The big banks have also benefited from rivals pulling out of the trading business – including the exit of Deutsche Bank from stock trading and the collapse of Credit Suisse – which has allowed incumbents to capture more business.
“The top four or five (banks) have bigger market shares today than they did 10 years ago,” said Gerard Cassidy, banking analyst at RBC.
Banks have focused on financing the activity of primary brokerage in shares and lending to private investment firms with fixed income, valued by shareholders as more predictable businesses.
Unlike 2022, when trading income was driven by movements in commodities and macro trading, equity derivatives, credit and securities were the hot spots in 2024.

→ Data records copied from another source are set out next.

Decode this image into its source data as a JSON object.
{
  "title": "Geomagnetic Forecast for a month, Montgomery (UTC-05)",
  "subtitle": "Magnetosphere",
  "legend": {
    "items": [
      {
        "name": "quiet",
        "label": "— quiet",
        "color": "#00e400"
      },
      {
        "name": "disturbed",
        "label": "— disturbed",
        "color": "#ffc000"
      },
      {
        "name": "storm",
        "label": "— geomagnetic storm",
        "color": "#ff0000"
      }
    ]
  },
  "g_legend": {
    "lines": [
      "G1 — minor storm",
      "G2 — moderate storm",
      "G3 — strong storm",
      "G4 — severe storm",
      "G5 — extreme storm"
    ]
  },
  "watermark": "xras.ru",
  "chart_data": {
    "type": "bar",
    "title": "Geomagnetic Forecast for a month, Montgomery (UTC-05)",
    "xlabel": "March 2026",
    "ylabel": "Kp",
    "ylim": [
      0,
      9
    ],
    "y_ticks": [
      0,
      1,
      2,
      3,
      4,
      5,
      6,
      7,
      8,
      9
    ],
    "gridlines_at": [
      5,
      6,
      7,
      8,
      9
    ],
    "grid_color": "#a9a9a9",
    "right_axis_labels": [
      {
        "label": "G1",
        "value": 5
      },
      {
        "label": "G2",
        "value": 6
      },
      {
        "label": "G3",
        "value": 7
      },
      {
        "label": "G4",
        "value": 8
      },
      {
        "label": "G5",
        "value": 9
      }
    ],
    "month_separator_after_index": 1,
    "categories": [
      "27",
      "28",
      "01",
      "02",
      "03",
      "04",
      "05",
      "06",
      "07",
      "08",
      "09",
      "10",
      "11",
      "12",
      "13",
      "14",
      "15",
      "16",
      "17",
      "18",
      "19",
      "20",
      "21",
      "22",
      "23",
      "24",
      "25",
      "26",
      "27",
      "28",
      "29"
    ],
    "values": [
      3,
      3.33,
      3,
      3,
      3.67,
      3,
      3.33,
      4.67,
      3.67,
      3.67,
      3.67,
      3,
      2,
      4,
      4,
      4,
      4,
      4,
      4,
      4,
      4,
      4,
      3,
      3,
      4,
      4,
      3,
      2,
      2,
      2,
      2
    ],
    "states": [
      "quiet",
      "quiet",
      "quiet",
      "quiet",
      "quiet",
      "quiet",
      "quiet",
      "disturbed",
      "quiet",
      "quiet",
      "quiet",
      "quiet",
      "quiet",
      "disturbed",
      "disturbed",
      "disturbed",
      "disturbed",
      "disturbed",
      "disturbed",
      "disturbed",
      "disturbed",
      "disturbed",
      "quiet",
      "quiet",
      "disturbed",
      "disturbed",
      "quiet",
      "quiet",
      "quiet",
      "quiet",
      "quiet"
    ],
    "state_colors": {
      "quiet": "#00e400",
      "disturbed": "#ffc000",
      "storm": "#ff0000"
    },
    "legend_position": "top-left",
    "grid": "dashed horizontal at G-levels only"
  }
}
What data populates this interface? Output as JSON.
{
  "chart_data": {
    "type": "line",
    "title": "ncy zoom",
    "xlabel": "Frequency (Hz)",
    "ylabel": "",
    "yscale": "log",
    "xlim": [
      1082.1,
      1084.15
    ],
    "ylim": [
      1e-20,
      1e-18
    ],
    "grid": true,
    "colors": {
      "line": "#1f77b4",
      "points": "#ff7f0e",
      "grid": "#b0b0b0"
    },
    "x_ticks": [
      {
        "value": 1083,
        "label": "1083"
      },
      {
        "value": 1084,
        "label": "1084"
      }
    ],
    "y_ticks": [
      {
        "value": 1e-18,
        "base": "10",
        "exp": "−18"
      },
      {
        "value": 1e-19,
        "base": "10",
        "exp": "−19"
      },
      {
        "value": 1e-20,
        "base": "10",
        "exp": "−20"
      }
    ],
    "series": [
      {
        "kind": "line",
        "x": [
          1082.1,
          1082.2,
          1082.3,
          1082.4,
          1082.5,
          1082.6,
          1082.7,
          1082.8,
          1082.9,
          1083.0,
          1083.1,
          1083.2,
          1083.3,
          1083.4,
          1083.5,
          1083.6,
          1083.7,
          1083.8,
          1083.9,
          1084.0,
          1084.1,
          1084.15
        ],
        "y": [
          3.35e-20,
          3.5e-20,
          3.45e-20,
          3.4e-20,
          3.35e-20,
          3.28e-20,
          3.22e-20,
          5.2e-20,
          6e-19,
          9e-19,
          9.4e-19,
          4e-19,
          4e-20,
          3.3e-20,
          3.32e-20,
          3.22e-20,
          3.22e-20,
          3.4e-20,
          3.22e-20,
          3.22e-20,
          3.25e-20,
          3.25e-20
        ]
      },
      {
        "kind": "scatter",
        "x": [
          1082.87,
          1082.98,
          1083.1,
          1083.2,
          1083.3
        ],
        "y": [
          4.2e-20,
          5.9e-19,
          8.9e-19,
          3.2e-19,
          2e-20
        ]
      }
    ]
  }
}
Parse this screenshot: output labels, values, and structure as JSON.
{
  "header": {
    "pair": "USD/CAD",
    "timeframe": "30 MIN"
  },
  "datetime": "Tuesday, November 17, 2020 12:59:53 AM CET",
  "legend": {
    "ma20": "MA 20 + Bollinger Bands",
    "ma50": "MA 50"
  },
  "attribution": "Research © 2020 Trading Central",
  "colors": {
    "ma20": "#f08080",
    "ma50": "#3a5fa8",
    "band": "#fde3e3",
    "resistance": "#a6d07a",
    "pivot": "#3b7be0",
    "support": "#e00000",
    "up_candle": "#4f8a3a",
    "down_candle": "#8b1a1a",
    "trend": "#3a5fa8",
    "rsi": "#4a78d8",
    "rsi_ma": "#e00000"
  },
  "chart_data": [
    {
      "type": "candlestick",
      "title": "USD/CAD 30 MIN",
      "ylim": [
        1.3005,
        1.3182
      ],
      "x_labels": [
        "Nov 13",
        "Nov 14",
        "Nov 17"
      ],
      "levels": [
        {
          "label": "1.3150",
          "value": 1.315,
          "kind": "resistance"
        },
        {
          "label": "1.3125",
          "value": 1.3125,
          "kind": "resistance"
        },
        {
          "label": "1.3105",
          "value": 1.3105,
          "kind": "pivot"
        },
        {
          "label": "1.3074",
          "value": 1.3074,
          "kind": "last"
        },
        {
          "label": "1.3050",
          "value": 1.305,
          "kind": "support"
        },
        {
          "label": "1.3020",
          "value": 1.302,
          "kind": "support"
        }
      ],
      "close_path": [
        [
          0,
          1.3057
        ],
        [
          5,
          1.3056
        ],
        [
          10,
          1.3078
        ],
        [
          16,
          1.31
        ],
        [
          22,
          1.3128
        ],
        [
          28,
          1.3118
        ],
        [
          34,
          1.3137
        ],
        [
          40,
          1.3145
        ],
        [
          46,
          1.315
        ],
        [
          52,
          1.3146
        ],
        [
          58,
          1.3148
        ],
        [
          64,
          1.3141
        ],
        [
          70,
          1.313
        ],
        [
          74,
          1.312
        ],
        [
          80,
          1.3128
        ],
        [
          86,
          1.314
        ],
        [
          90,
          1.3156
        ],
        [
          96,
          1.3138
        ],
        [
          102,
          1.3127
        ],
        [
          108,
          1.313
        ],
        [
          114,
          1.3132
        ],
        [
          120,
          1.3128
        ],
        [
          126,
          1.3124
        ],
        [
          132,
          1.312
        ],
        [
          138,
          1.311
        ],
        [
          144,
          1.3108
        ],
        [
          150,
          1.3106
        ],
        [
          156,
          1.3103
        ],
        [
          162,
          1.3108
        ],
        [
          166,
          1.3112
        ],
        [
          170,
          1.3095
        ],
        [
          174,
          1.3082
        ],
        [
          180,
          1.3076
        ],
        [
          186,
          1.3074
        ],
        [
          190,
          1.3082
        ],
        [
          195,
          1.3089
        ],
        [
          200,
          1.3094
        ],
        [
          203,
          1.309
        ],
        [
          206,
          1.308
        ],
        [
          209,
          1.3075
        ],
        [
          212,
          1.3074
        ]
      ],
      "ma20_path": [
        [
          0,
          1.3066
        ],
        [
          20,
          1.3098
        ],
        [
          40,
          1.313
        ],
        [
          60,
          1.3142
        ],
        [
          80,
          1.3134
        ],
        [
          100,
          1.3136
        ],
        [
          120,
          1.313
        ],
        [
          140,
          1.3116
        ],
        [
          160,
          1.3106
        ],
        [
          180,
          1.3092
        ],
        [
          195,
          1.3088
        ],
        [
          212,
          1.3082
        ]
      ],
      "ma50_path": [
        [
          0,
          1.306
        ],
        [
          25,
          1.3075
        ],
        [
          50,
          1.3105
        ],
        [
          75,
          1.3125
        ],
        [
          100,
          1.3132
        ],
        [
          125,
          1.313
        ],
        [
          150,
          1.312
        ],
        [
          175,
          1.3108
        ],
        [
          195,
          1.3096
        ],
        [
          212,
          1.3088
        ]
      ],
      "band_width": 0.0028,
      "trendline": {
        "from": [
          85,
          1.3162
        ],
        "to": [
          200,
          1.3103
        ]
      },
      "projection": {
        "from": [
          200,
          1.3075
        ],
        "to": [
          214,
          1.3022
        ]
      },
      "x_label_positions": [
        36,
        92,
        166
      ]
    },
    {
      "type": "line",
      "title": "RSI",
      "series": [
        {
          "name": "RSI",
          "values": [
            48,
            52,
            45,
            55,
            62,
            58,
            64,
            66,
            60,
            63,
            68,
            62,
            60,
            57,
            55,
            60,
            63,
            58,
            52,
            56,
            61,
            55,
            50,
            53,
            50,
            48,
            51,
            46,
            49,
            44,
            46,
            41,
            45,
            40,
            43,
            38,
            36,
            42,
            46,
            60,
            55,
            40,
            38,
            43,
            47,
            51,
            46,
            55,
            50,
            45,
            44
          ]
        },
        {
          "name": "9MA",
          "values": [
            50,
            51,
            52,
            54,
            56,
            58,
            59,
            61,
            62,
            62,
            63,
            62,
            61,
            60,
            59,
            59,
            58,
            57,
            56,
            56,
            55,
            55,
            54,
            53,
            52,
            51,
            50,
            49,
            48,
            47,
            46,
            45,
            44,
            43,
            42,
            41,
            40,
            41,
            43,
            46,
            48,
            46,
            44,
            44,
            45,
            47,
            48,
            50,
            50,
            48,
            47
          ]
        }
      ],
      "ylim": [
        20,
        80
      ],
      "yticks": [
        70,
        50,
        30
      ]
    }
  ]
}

Investors have typically avoided assigning a high valuation multiple to trading activities due to its lack of predictability.
“In 2019 we were discussing with some clients about shrinking or exiting low return businesses like commodities and cash stocks. The dialogue has changed,” said the Coalition’s Devine.
“Our clients do not expect a retrenchment anytime soon in the pre-Covid market revenue levels.”